Provvedimento segnalato dall’Avv. Giovanni Ferrini del Foro di Verona
La legittimazione a far valere la nullità contemplata dall’art. 23 d.lgs.58/1998 è sì da questa disposizione normativa riservata ad una sola parte, ma quanto alla disciplina di tale invalidità, va fatta applicazione delle regole stabilite per la nullità del contratto in generale. Il carattere “relativo” della nullità o, meglio, la limitazione della legittimazione a far valere una tale nullità unicamente al cliente non toglie – come già innanzi ad altri fini rilevato – che la nullità prevista dall’art. 23 del decreto legislativo del 1998 debba trovare la sua disciplina nelle regole sulla nullità del contratto in generale; in particolare…dalla legittimazione esclusiva a far valere l’invalidità di una parte non può desumersi che a questa sia data facoltà di selezionare le conseguenze di quella nullità, prescegliendone soltanto alcune ed escludendone altre, a suo arbitrio.
La banca convenuta, per il caso di accoglimento della domanda di nullità formulata dalla parte attrice, ha altresì svolto domanda riconvenzionale diretta ad accertare “l’esatto dare-avere tra le parti tenendo conto di tutte le conseguenze del predetto accertamento di nullità o di risoluzione con riferimento a tutte le operazioni in titoli relative al deposito per cui è causa, disponendo l’eventuale compensazione”, con ciò mirando a far discendere la conseguenze della accertata nullità del contratto di intermediazione anche alle altre operazioni poste in essere durante l’intero rapporto.
Né può ravvisarsi un ampliamento della domanda di nullità formulata dall’attrice, in quanto tale domanda non può che avere ad oggetto il contratto, sic et simpliciter, nel mentre la richiesta della banca si situa sempre al’interno di quella richiesta di nullità, limitandosi a trarre, per così dire, le dirette conseguenze.
IL COMMENTO
Il Tribunale di Vicenza ha depositato il 28.6 2011 sentenza n. 922, che ha fatto seguito ad altra pronuncia non definitiva del medesimo Tribunale n. 1457/09.
La vicenda trae origine dalla contestazione di investimenti in Bond Argentina impugnati per mancanza dell’accordo quadro. L’istituto convenuto ha peraltro svolto domanda riconvenzionale diretta ad inficiare tutte le operazioni d’investimento che si basavano sul predetto accordo quadro impugnato dagli attori.
Il Tribunale di Vicenza, con la sentenza non definitiva del 22-28 settembre 2009 n. 1457/09 (Pres. Marcello Colasanto – Est. Guido Santoro), ha stabilito il principio che la nullità dell’accordo quadro, in quanto relativa, può essere sollevata solo dall’investitore che resta quindi unico legittimato a farla valere, però, una volta che è stata sollevata, le conseguenze sono quelle di una nullità a tutti gli effetti.
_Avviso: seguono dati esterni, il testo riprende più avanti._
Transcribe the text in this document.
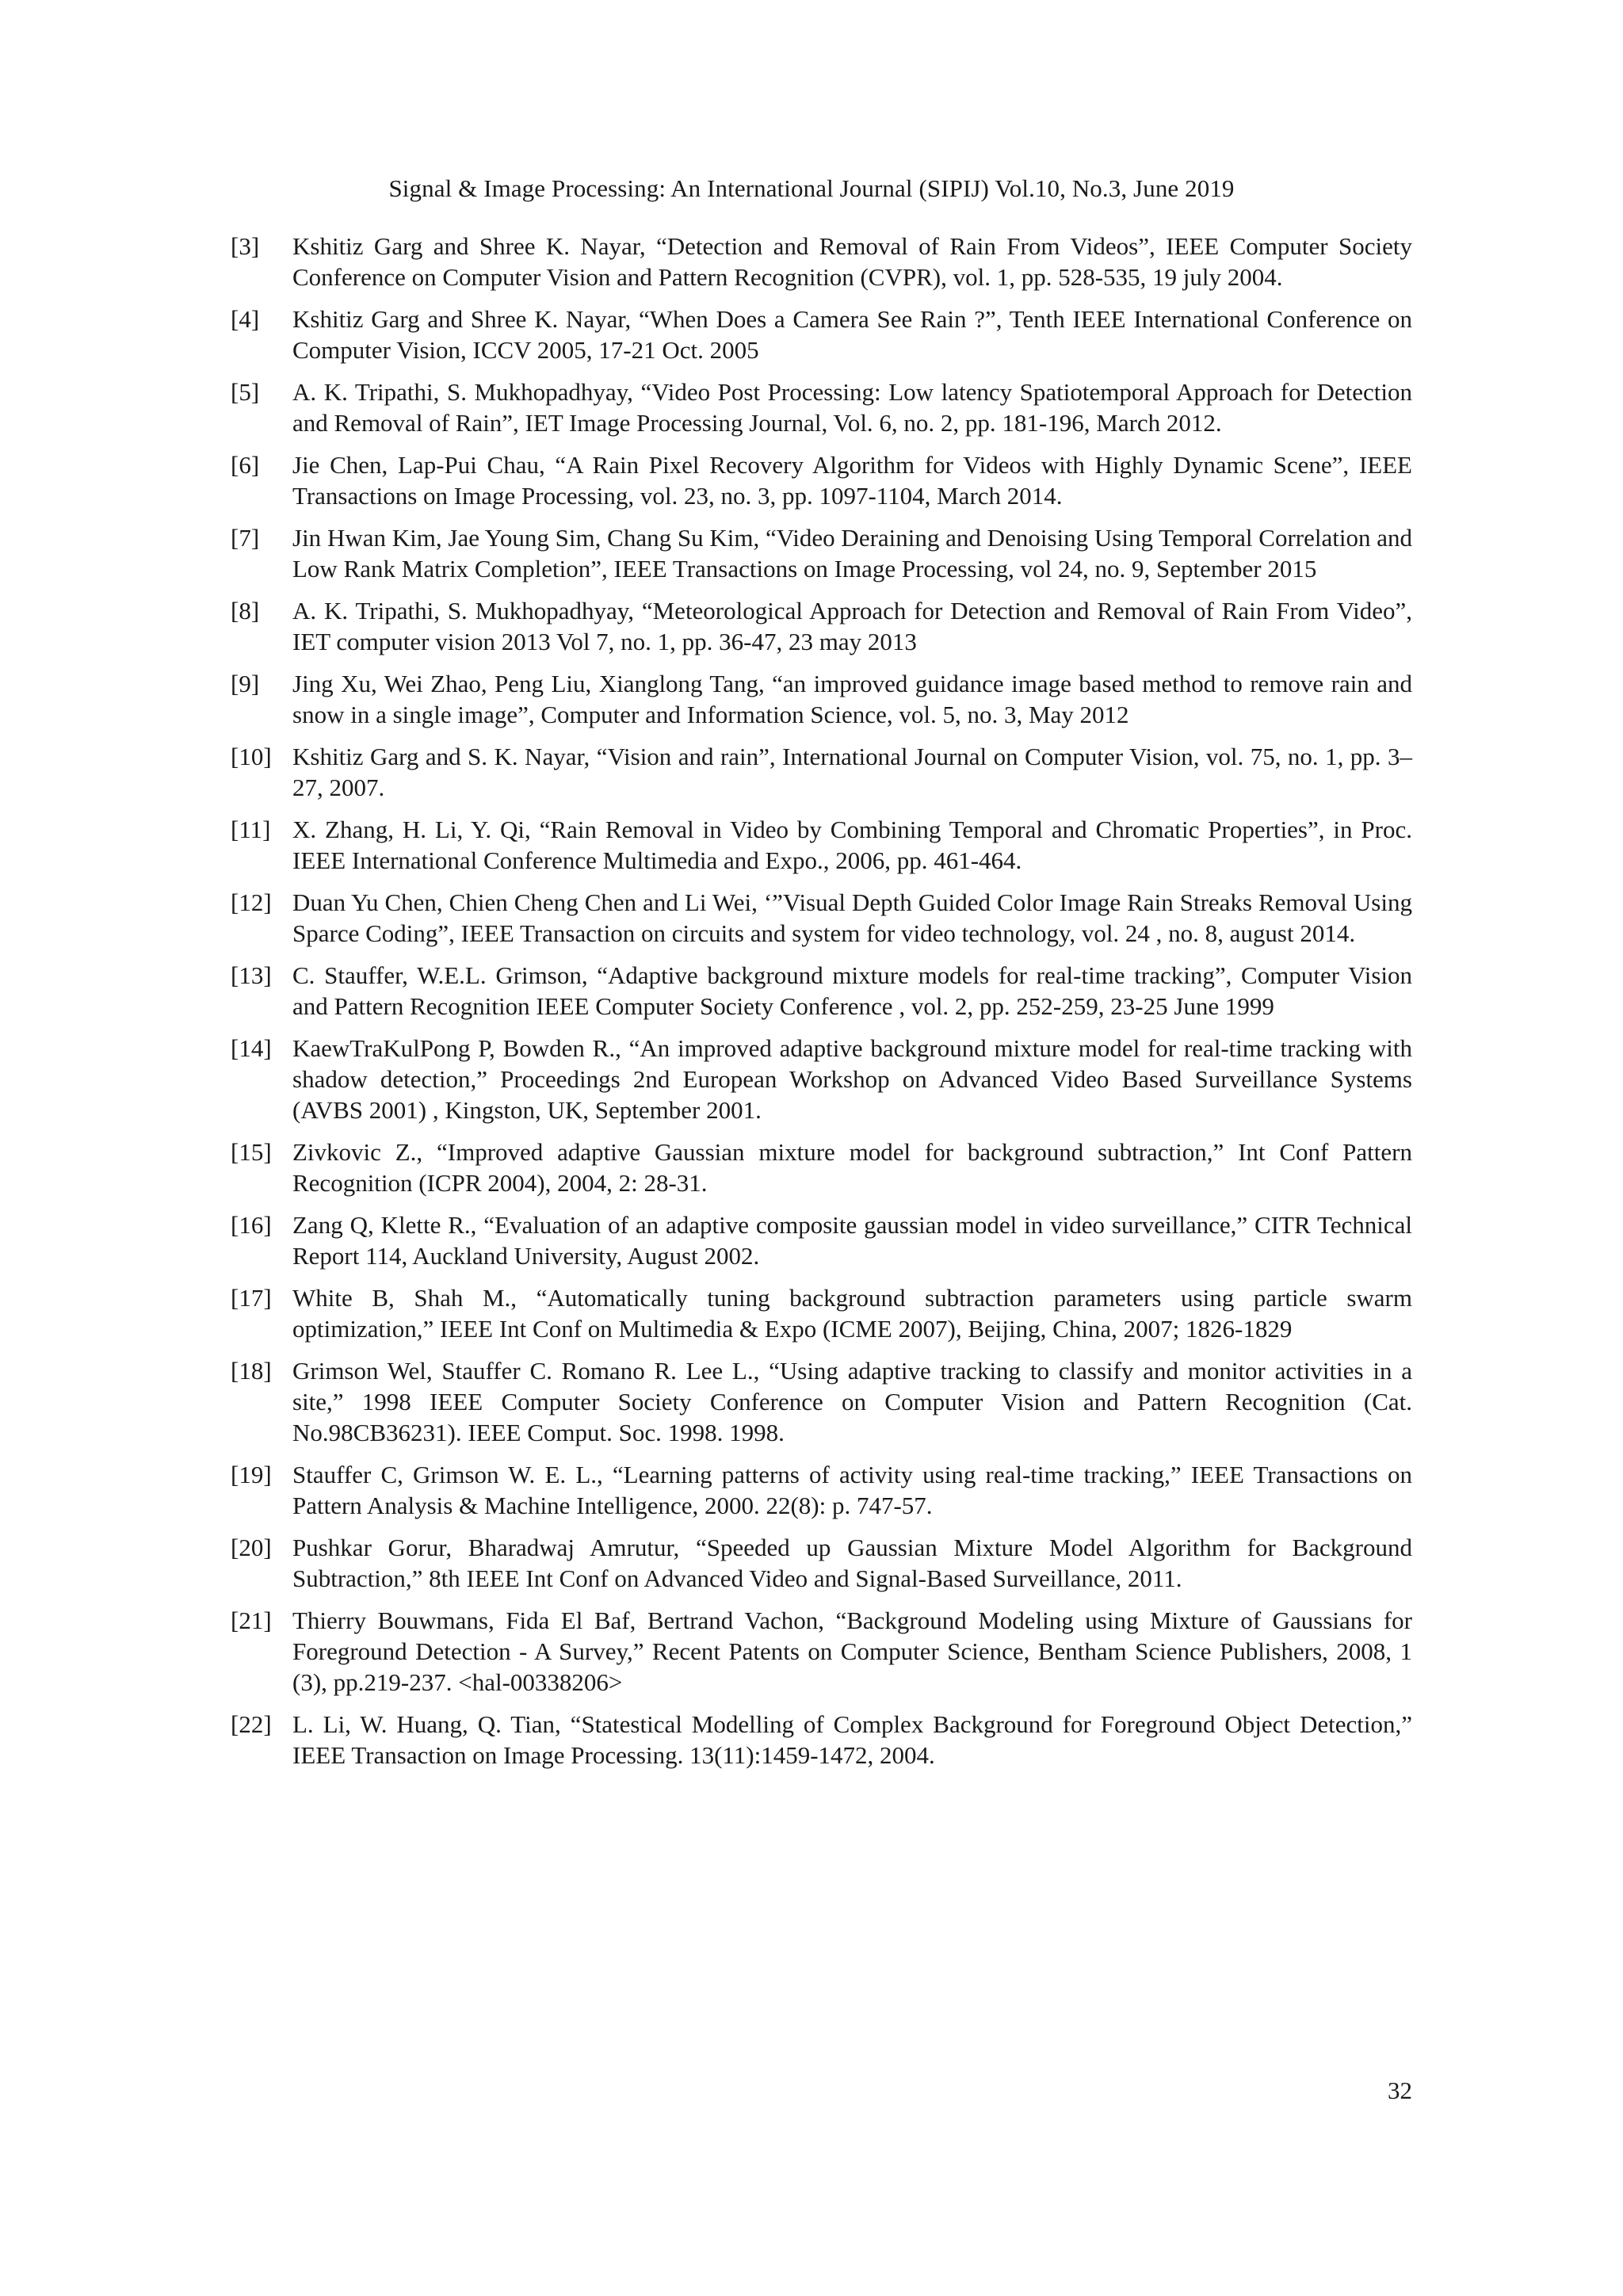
Signal & Image Processing: An International Journal (SIPIJ) Vol.10, No.3, June 2019
[3]	Kshitiz Garg and Shree K. Nayar, “Detection and Removal of Rain From Videos”, IEEE Computer Society Conference on Computer Vision and Pattern Recognition (CVPR), vol. 1, pp. 528-535, 19 july 2004.
[4]	Kshitiz Garg and Shree K. Nayar, “When Does a Camera See Rain ?”, Tenth IEEE International Conference on Computer Vision, ICCV 2005, 17-21 Oct. 2005
[5]	A. K. Tripathi, S. Mukhopadhyay, “Video Post Processing: Low latency Spatiotemporal Approach for Detection and Removal of Rain”, IET Image Processing Journal, Vol. 6, no. 2, pp. 181-196, March 2012.
[6]	Jie Chen, Lap-Pui Chau, “A Rain Pixel Recovery Algorithm for Videos with Highly Dynamic Scene”, IEEE Transactions on Image Processing, vol. 23, no. 3, pp. 1097-1104, March 2014.
[7]	Jin Hwan Kim, Jae Young Sim, Chang Su Kim, “Video Deraining and Denoising Using Temporal Correlation and Low Rank Matrix Completion”, IEEE Transactions on Image Processing, vol 24, no. 9, September 2015
[8]	A. K. Tripathi, S. Mukhopadhyay, “Meteorological Approach for Detection and Removal of Rain From Video”, IET computer vision 2013 Vol 7, no. 1, pp. 36-47, 23 may 2013
[9]	Jing Xu, Wei Zhao, Peng Liu, Xianglong Tang, “an improved guidance image based method to remove rain and snow in a single image”, Computer and Information Science, vol. 5, no. 3, May 2012
[10] Kshitiz Garg and S. K. Nayar, “Vision and rain”, International Journal on Computer Vision, vol. 75, no. 1, pp. 3–27, 2007.
[11] X. Zhang, H. Li, Y. Qi, “Rain Removal in Video by Combining Temporal and Chromatic Properties”, in Proc. IEEE International Conference Multimedia and Expo., 2006, pp. 461-464.
[12] Duan Yu Chen, Chien Cheng Chen and Li Wei, ‘”Visual Depth Guided Color Image Rain Streaks Removal Using Sparce Coding”, IEEE Transaction on circuits and system for video technology, vol. 24 , no. 8, august 2014.
[13] C. Stauffer, W.E.L. Grimson, “Adaptive background mixture models for real-time tracking”, Computer Vision and Pattern Recognition IEEE Computer Society Conference , vol. 2, pp. 252-259, 23-25 June 1999
[14] KaewTraKulPong P, Bowden R., “An improved adaptive background mixture model for real-time tracking with shadow detection,” Proceedings 2nd European Workshop on Advanced Video Based Surveillance Systems (AVBS 2001) , Kingston, UK, September 2001.
[15] Zivkovic Z., “Improved adaptive Gaussian mixture model for background subtraction,” Int Conf Pattern Recognition (ICPR 2004), 2004, 2: 28-31.
[16] Zang Q, Klette R., “Evaluation of an adaptive composite gaussian model in video surveillance,” CITR Technical Report 114, Auckland University, August 2002.
[17] White B, Shah M., “Automatically tuning background subtraction parameters using particle swarm optimization,” IEEE Int Conf on Multimedia & Expo (ICME 2007), Beijing, China, 2007; 1826-1829
[18] Grimson Wel, Stauffer C. Romano R. Lee L., “Using adaptive tracking to classify and monitor activities in a site,” 1998 IEEE Computer Society Conference on Computer Vision and Pattern Recognition (Cat. No.98CB36231). IEEE Comput. Soc. 1998. 1998.
[19] Stauffer C, Grimson W. E. L., “Learning patterns of activity using real-time tracking,” IEEE Transactions on Pattern Analysis & Machine Intelligence, 2000. 22(8): p. 747-57.
[20] Pushkar Gorur, Bharadwaj Amrutur, “Speeded up Gaussian Mixture Model Algorithm for Background Subtraction,” 8th IEEE Int Conf on Advanced Video and Signal-Based Surveillance, 2011.
[21] Thierry Bouwmans, Fida El Baf, Bertrand Vachon, “Background Modeling using Mixture of Gaussians for Foreground Detection - A Survey,” Recent Patents on Computer Science, Bentham Science Publishers, 2008, 1 (3), pp.219-237. <hal-00338206>
[22] L. Li, W. Huang, Q. Tian, “Statestical Modelling of Complex Background for Foreground Object Detection,” IEEE Transaction on Image Processing. 13(11):1459-1472, 2004.
32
In applicazione di tale principio il Tribunale ha ritenuto fondata la domanda riconvenzionale formulata dalla banca convenuta e, quindi, ha disposto una CTU diretta “sterilizzare,” sotto il profilo economico, tutte le operazioni d’investimento operate sulla base dell’accordo quadro affetto da nullità; il risultato della ctu ha individuato un “credito” della Banca di circa € 133.000,00 che gli attori sono stati condannati a pagare oltre agli interessi legali (tale epilogo è dovuto al fatto che complessivamente gli altri investimenti eseguiti dagli attori avevano prodotto agli stessi cospicui guadagni).
Quindi ed in sintesi, da una contestazione di investimenti in bond Argentina per un ammontare di oltre € 400.000,00, gli attori sono stati condannati a riconoscere alla Banca una somma di oltre € 133.000,00.
I profili di maggior interesse delle pronunce sopra indicati sono i seguenti:
L’invocazione della nullità dell’accordo quadro, da parte dell’investitore, comporta la caducazione, in ipotesi di specifica domanda da parte dell’intermediario, di tutte le operazioni d’investimento che si basano sul medesimo accordo affetto da nullità.
La peculiarità della nullità relativa riguarda solamente il profilo della legittimazione a farla valere, che fa capo solo all’investitore, ma non incide sulle conseguenze che restano quelle di una vera e propria nullità.
Qualora l’investitore abbia contestato un’operazione d’investimento, adducendo la nullità dell’accordo quadro, si espone alla domanda riconvenzionale dell’intermediario che può chiedere la caducazione di tutti gli investimenti (quindi anche di quelli che hanno determinato risultati positivi per l’investitore) eseguiti in forza del medesimo contratto quadro; conseguentemente, operati i conti del dare ed avere “sterilizzando” gli effetti economici di tutte le operazioni, l’investitore può essere condannato al pagamento della differenza che risultasse a favore dell’intermediario.